The Mplus Base Program and Mixture Add-On contains all of the features of the Mplus Base Program. In addition, it estimates regression mixture models; path analysis mixture models; latent class analysis; latent class analysis with multiple categorical latent variables; loglinear models; finite mixture models; Complier Average Causal Effect (CACE) models; latent class growth analysis; latent transition analysis; hidden Markov models; and discrete- and continuous-time survival mixture analysis. Observed dependent variables can be continuous, censored, binary, ordered categorical (ordinal), unordered categorical (nominal), counts, or a combination of these variable types. Other special features include single or multiple group analysis; missing data estimation; complex survey data analysis including stratification, clustering, and unequal probabilities of selection (sampling weights); latent variable interactions and non-linear factor analysis using maximum likelihood; random slopes; individually-varying times of observation; non-linear parameter constraints; indirect effects; maximum likelihood estimation for all outcomes types; bootstrap standard errors and confidence intervals; automatic starting values with random starts; Bayesian analysis and multiple imputation; Monte Carlo simulation facilities; and a post-processing graphics module.

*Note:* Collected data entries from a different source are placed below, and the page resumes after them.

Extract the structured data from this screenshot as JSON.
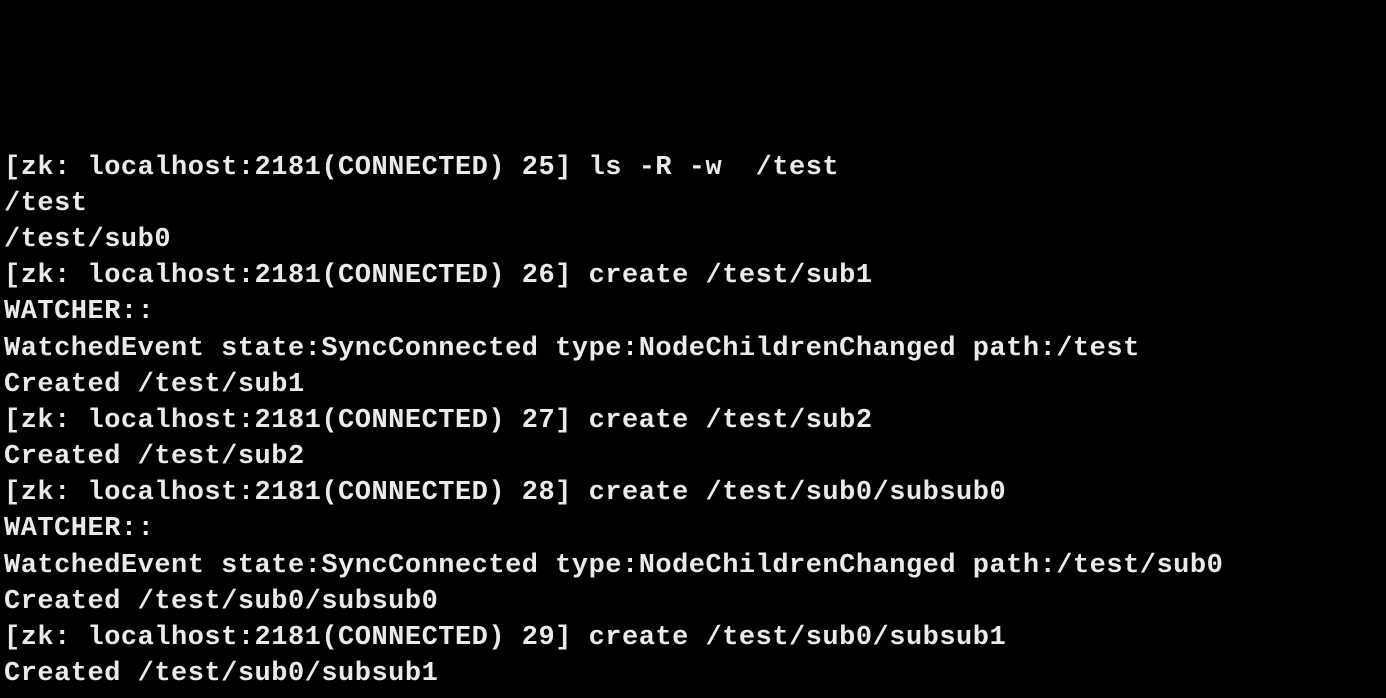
{
  "terminal": {
    "lines": [
      "[zk: localhost:2181(CONNECTED) 25] ls -R -w  /test",
      "/test",
      "/test/sub0",
      "[zk: localhost:2181(CONNECTED) 26] create /test/sub1",
      "",
      "WATCHER::",
      "",
      "WatchedEvent state:SyncConnected type:NodeChildrenChanged path:/test",
      "Created /test/sub1",
      "[zk: localhost:2181(CONNECTED) 27] create /test/sub2",
      "Created /test/sub2",
      "[zk: localhost:2181(CONNECTED) 28] create /test/sub0/subsub0",
      "",
      "WATCHER::",
      "",
      "WatchedEvent state:SyncConnected type:NodeChildrenChanged path:/test/sub0",
      "Created /test/sub0/subsub0",
      "[zk: localhost:2181(CONNECTED) 29] create /test/sub0/subsub1",
      "Created /test/sub0/subsub1"
    ]
  }
}
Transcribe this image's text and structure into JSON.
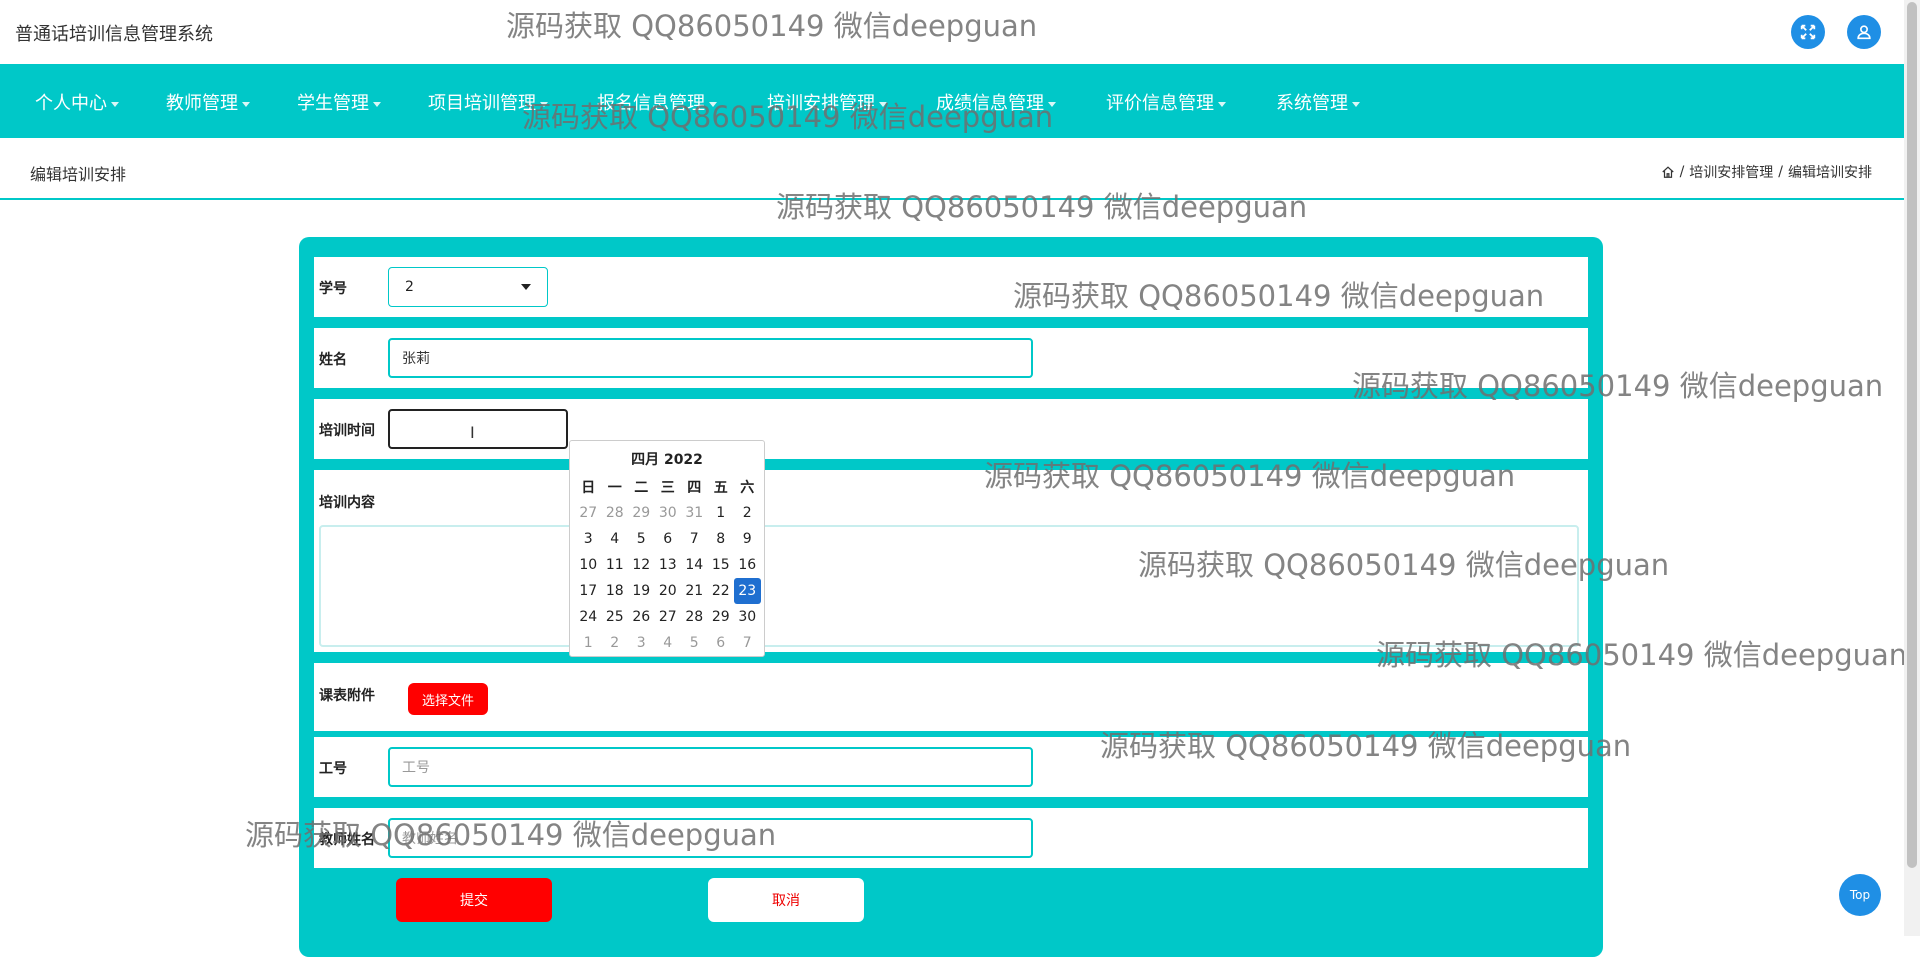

Mplus Base Program and Multilevel Add-On

The Mplus Base Program and Multilevel Add-On contains all of the features of the Mplus Base Program. In addition, it estimates models for clustered data using multilevel models. These models include multilevel regression analysis, multilevel path analysis, multilevel factor analysis, multilevel structural equation modeling, multilevel growth modeling, and multilevel discrete- and continuous-time survival models. In multilevel analysis, observed dependent variables can be continuous, censored, binary, ordered categorical (ordinal), unordered categorical (nominal), counts, or a combination of these variable types. Other special features include single or multiple group analysis; missing data estimation; complex survey data analysis including stratification, clustering, and unequal probabilities of selection (sampling weights); latent variable interactions and non-linear factor analysis using maximum likelihood; random slopes; individually-varying times of observation; non-linear parameter constraints; maximum likelihood estimation for all outcomes types; Bayesian analysis and multiple imputation; Monte Carlo simulation facilities; and a post-processing graphics module.


Mplus Base Program and Combination Add-On

The Mplus Base Program and Combination Add-On contains all of the features of the Mplus Base Program and the Mixture and Multilevel Add-Ons. In addition, it includes models that handle both clustered data and latent classes in the same model, for example, two-level regression mixture analysis, two-level mixture confirmatory factor analysis (CFA) and structural equation modeling (SEM), and two-level latent class analysis, multilevel growth mixture modeling, and two-level discrete- and continuous-time survival mixture analysis. Other special features include missing data estimation; complex survey data analysis including stratification, clustering, and unequal probabilities of selection (sampling weights); latent variable interactions and non-linear factor analysis using maximum likelihood; random slopes; individually-varying times of observation; non-linear parameter constraints; maximum likelihood estimation for all outcomes types; Bayesian analysis and multiple imputation; Monte Carlo simulation facilities; and a post-processing graphics module.